Microsoft Purview · Global & Security Roles
MailFlow Administrator
Members can monitor and view mail flow insights and reports in the Microsoft Defender portal. Read-focused role for understanding mail flow patterns, queues, and delivery issues without permission to modify transport configuration.
Scope: Read-only mail flow monitoring in the Microsoft Defender portal — does not include Exchange transport configuration
Permissions
- View mail flow reports in Defender portal
- Access mail flow insights and trends
- View message tracking logs
- Monitor queue health and delivery metrics
- Access top sender/recipient analytics
Common use cases
- Investigating mail delivery delays and queue buildup
- Monitoring tenant-wide mail flow health
- Identifying top senders/recipients for capacity planning
- Diagnosing mail flow issues during incidents
- Reporting on mail flow trends to leadership
Best practices
- Pair with Exchange Administrator for staff who also need transport configuration
- Use for help desk Tier 2/3 staff investigating mail delivery tickets
- Coordinate with Security Operator role for security-related mail flow events
- Combine reports with Quarantine Administrator data for full mail flow picture
Security considerations
- Mail flow reports may reveal sender/recipient relationships — protect access
- Message tracking logs include subject lines — privacy implications
- Read-only — cannot modify mail flow rules or quarantine messages
Common questions
When should I assign the MailFlow Administrator role?
Assign MailFlow Administrator when you need to: Investigating mail delivery delays and queue buildup; Monitoring tenant-wide mail flow health; Identifying top senders/recipients for capacity planning; Diagnosing mail flow issues during incidents; and Reporting on mail flow trends to leadership.

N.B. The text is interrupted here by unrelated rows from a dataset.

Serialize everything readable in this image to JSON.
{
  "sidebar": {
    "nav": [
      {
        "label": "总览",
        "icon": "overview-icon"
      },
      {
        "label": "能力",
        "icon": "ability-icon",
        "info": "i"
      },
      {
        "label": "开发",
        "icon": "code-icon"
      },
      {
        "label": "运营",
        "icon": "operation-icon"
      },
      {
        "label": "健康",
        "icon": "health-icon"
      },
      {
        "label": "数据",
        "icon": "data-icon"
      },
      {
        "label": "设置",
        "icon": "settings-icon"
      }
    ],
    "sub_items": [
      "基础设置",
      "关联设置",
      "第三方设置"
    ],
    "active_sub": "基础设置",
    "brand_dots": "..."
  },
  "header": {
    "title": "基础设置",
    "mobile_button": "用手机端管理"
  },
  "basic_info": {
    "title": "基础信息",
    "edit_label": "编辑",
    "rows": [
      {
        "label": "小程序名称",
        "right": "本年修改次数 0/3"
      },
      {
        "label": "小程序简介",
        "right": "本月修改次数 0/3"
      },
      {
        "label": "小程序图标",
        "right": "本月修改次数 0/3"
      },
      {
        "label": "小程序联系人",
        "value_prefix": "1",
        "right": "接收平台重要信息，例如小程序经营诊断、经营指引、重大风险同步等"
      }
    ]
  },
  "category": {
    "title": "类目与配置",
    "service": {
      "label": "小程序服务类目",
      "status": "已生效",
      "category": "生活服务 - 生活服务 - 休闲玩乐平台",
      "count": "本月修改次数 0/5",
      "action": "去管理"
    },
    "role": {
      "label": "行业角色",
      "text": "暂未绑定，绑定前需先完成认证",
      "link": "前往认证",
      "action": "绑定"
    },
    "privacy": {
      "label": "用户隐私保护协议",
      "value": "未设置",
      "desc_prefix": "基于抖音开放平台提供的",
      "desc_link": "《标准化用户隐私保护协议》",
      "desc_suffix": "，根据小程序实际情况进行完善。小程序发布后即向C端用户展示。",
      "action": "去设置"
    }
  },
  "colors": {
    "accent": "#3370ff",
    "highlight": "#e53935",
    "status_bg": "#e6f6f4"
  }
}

It is part of Microsoft Purview and should be granted as a least-privilege alternative to broader roles like Global Administrator.
What can someone with the MailFlow Administrator role do?

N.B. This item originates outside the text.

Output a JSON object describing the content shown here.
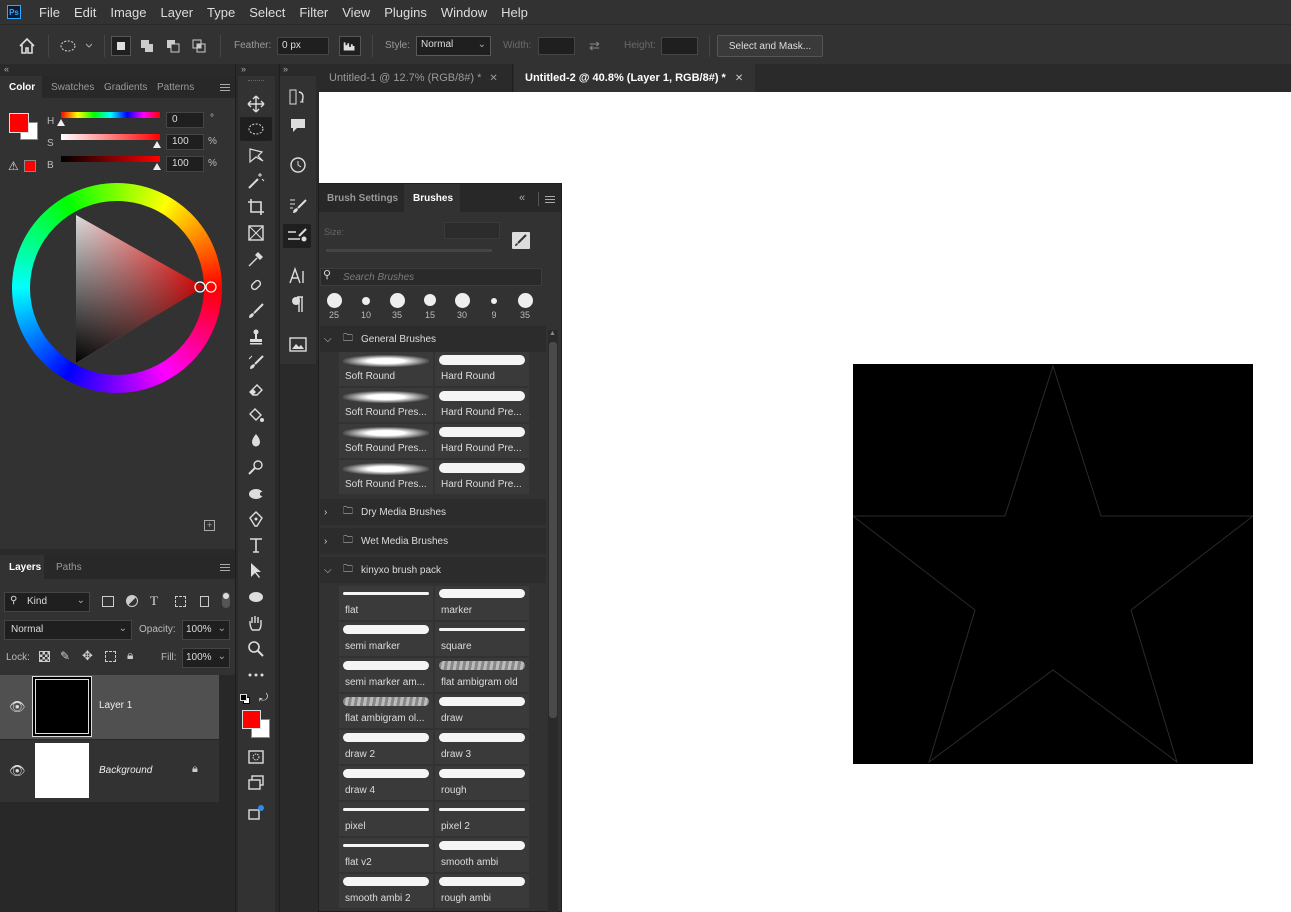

The MailFlow Administrator role grants permissions including: View mail flow reports in Defender portal; Access mail flow insights and trends; View message tracking logs; Monitor queue health and delivery metrics; and Access top sender/recipient analytics. See the Permissions section above for the full list.
What are the security risks of the MailFlow Administrator role?

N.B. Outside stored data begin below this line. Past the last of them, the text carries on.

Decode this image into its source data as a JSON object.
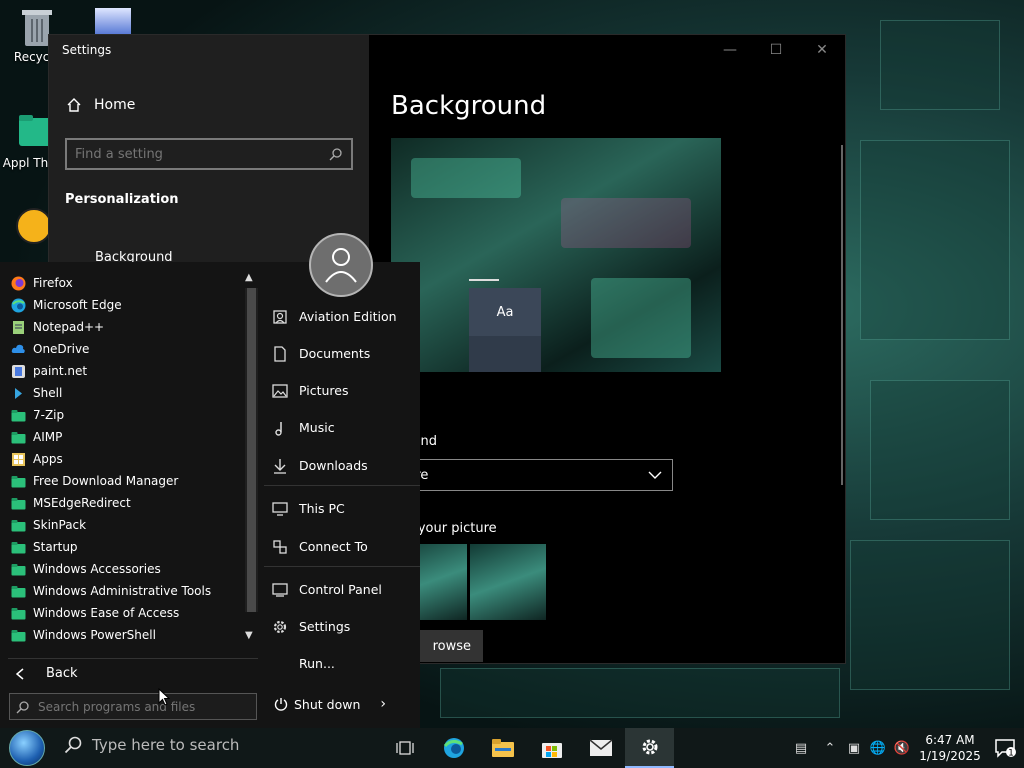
{
  "desktop": {
    "icons": [
      {
        "label": "Recycle",
        "icon": "recycle-bin-icon"
      },
      {
        "label": "Appl Them",
        "icon": "folder-icon"
      }
    ]
  },
  "settings_window": {
    "title": "Settings",
    "home_label": "Home",
    "search_placeholder": "Find a setting",
    "section": "Personalization",
    "nav_item": "Background",
    "page_title": "Background",
    "preview_tile_text": "Aa",
    "background_label": "ground",
    "background_value": "ture",
    "choose_label": "ose your picture",
    "browse_label": "rowse"
  },
  "start_menu": {
    "programs": [
      {
        "label": "Firefox",
        "icon": "firefox-icon",
        "color": "#ff7a1a"
      },
      {
        "label": "Microsoft Edge",
        "icon": "edge-icon",
        "color": "#1fa4e0"
      },
      {
        "label": "Notepad++",
        "icon": "notepad-icon",
        "color": "#9ad07a"
      },
      {
        "label": "OneDrive",
        "icon": "cloud-icon",
        "color": "#2e8fe8"
      },
      {
        "label": "paint.net",
        "icon": "paint-icon",
        "color": "#4a7adf"
      },
      {
        "label": "Shell",
        "icon": "shell-icon",
        "color": "#37a5e0"
      },
      {
        "label": "7-Zip",
        "icon": "folder-icon",
        "color": "#2bc07a"
      },
      {
        "label": "AIMP",
        "icon": "folder-icon",
        "color": "#2bc07a"
      },
      {
        "label": "Apps",
        "icon": "apps-icon",
        "color": "#e8c45a"
      },
      {
        "label": "Free Download Manager",
        "icon": "folder-icon",
        "color": "#2bc07a"
      },
      {
        "label": "MSEdgeRedirect",
        "icon": "folder-icon",
        "color": "#2bc07a"
      },
      {
        "label": "SkinPack",
        "icon": "folder-icon",
        "color": "#2bc07a"
      },
      {
        "label": "Startup",
        "icon": "folder-icon",
        "color": "#2bc07a"
      },
      {
        "label": "Windows Accessories",
        "icon": "folder-icon",
        "color": "#2bc07a"
      },
      {
        "label": "Windows Administrative Tools",
        "icon": "folder-icon",
        "color": "#2bc07a"
      },
      {
        "label": "Windows Ease of Access",
        "icon": "folder-icon",
        "color": "#2bc07a"
      },
      {
        "label": "Windows PowerShell",
        "icon": "folder-icon",
        "color": "#2bc07a"
      }
    ],
    "back_label": "Back",
    "search_placeholder": "Search programs and files",
    "right_items": [
      {
        "label": "Aviation Edition",
        "icon": "user-folder-icon"
      },
      {
        "label": "Documents",
        "icon": "document-icon"
      },
      {
        "label": "Pictures",
        "icon": "picture-icon"
      },
      {
        "label": "Music",
        "icon": "music-icon"
      },
      {
        "label": "Downloads",
        "icon": "download-icon"
      },
      {
        "label": "This PC",
        "icon": "monitor-icon"
      },
      {
        "label": "Connect To",
        "icon": "connect-icon"
      },
      {
        "label": "Control Panel",
        "icon": "control-panel-icon"
      },
      {
        "label": "Settings",
        "icon": "gear-icon"
      },
      {
        "label": "Run...",
        "icon": "run-icon"
      }
    ],
    "shutdown_label": "Shut down"
  },
  "taskbar": {
    "search_placeholder": "Type here to search",
    "apps": [
      {
        "name": "task-view-icon"
      },
      {
        "name": "edge-icon"
      },
      {
        "name": "file-explorer-icon"
      },
      {
        "name": "store-icon"
      },
      {
        "name": "mail-icon"
      },
      {
        "name": "settings-icon"
      }
    ],
    "time": "6:47 AM",
    "date": "1/19/2025",
    "notification_count": "1"
  }
}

Key considerations when assigning MailFlow Administrator: Mail flow reports may reveal sender/recipient relationships — protect access; Message tracking logs include subject lines — privacy implications; and Read-only — cannot modify mail flow rules or quarantine messages. Review the Security considerations section before assignment, and pair with Privileged Identity Management (PIM) for just-in-time access where possible.